Trois groupes principaux, ou plutôt trois massifs de ruines informes, se font remarquer dans ce qui fut la ville Neuve. Le plus septentrional est connu sous le nom arabe de Modjélibèh (qui signifie la Bouleversée) ; celui du milieu est appelé el-Kasr (le Château) ; le troisième, au sud du précédent, et à quarante minutes du Modjélibèh, doit à une petite mosquée son nom d’Amrân. Le palais de Nabukhodonosor devait occuper l’emplacement de Kasr ; toutes les briques qu’on en tire portent le nom de ce prince, le plus grand constructeur de l’antiquité babylonienne. M. Fresnel pensait qu’il faudrait ouvrir des tranchées d’une profondeur de quatre-vingts pieds au moins pour arriver au sol ancien de la ville.

M. Oppert, à qui la mort de M. Fresnel a laissé la tâche d’élaborer les matériaux de l’expédition, en publie en ce moment même les résultats. Au récit historique du voyage et des opérations poursuivies sur le site de Babylone, M. Oppert a joint l’exposé du déchiffrement des écritures cunéiformes, et la traduction des principaux monuments recueillis en Babylonie et à Ninive.


La découverte des inscriptions ninivites fait entrer l’étude des cunéiformes assyriens dans une nouvelle phase.

Jusqu’à l’époque de l’exploration de Khorsabad et des autres sites assyriens, l’étude de la troisième écriture des inscriptions trilingues était restée fort en arrière des deux autres.
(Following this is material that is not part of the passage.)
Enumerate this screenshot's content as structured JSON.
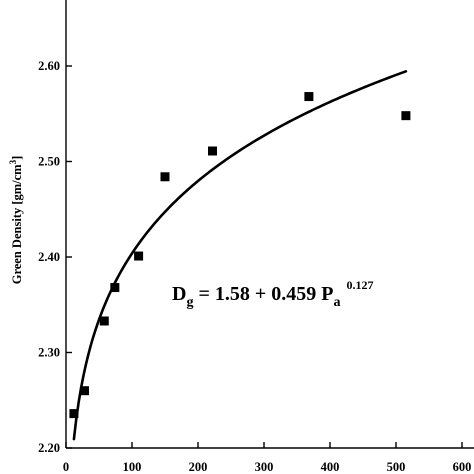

Les publications de M. Botta, et bientôt après celles de M. Layard, lui donnèrent un vigoureux élan. Des travaux importants furent publiés presque simultanément en France par M. de Saulcy, en Angleterre par le docteur Hincks, le colonel Rawlinson et M. Fox Talbot. L’Allemagne est représentée dans cette nouvelle étude par M. Oppert, qui y a pris aujourd’hui une des premières places. Hérissée de difficultés que les écritures de la première et de la seconde espèce ne présentent pas au même degré, elle hésite et varie encore sur plus d’un point ; néanmoins l’accord des savants, bien supérieur à leurs dissidences, montre qu’elle est déjà fixée sur tous les points essentiels. On ne peut plus mettre en doute que le fond de la langue, par ses formes aussi bien que par son vocabulaire, ne soit sémitique. D’un autre côté, non-seulement l’écriture est syllabique, comme l’écriture médique ou de la deuxième espèce, mais elle a de plus des particularités qui lui sont propres. Un grand nombre de signes purement idéographiques, sans prononciation connue, se mêlent aux signes phonétiques aussi bien dans les noms propres que dans l’expression des mots ordinaires de la langue ; ainsi, pour en donner un exemple, l’idée de Dieu est rendue par un rayonnement en forme d’étoile, l’idée de roi par une abeille, l’idée de terre par un espace fermé avec des traits horizontaux à l’intérieur qui figurent les sillons, et cela sans que les mots sémitiques qui signifient Dieu, terre ou roi, puissent s’appliquer aux groupes où ces signes se rencontrent. L’écriture a en outre un grand nombre de signes susceptibles de recevoir des sons ou des articulations différents, ce que l’on a désigné sous le nom de polyphonie. Il est aisé de concevoir ce que de pareilles bizarreries doivent jeter d’incertitude dans la lecture. Il faut ajouter, toutefois, que plusieurs de ces anomalies sont déjà ou maîtrisées ou très-circonscrites, et qu’au total, si l’on n’est pas arrivé encore au point d’appliquer et d’analyser un texte assyrien comme on le fait aujourd’hui d’un texte persépolitain, on est assez avancé non-seulement pour entendre parfaitement le sens général d’un texte assyrien quel qu’il soit, mais aussi pour en traduire la plus grande partie d’une manière tout à fait sûre.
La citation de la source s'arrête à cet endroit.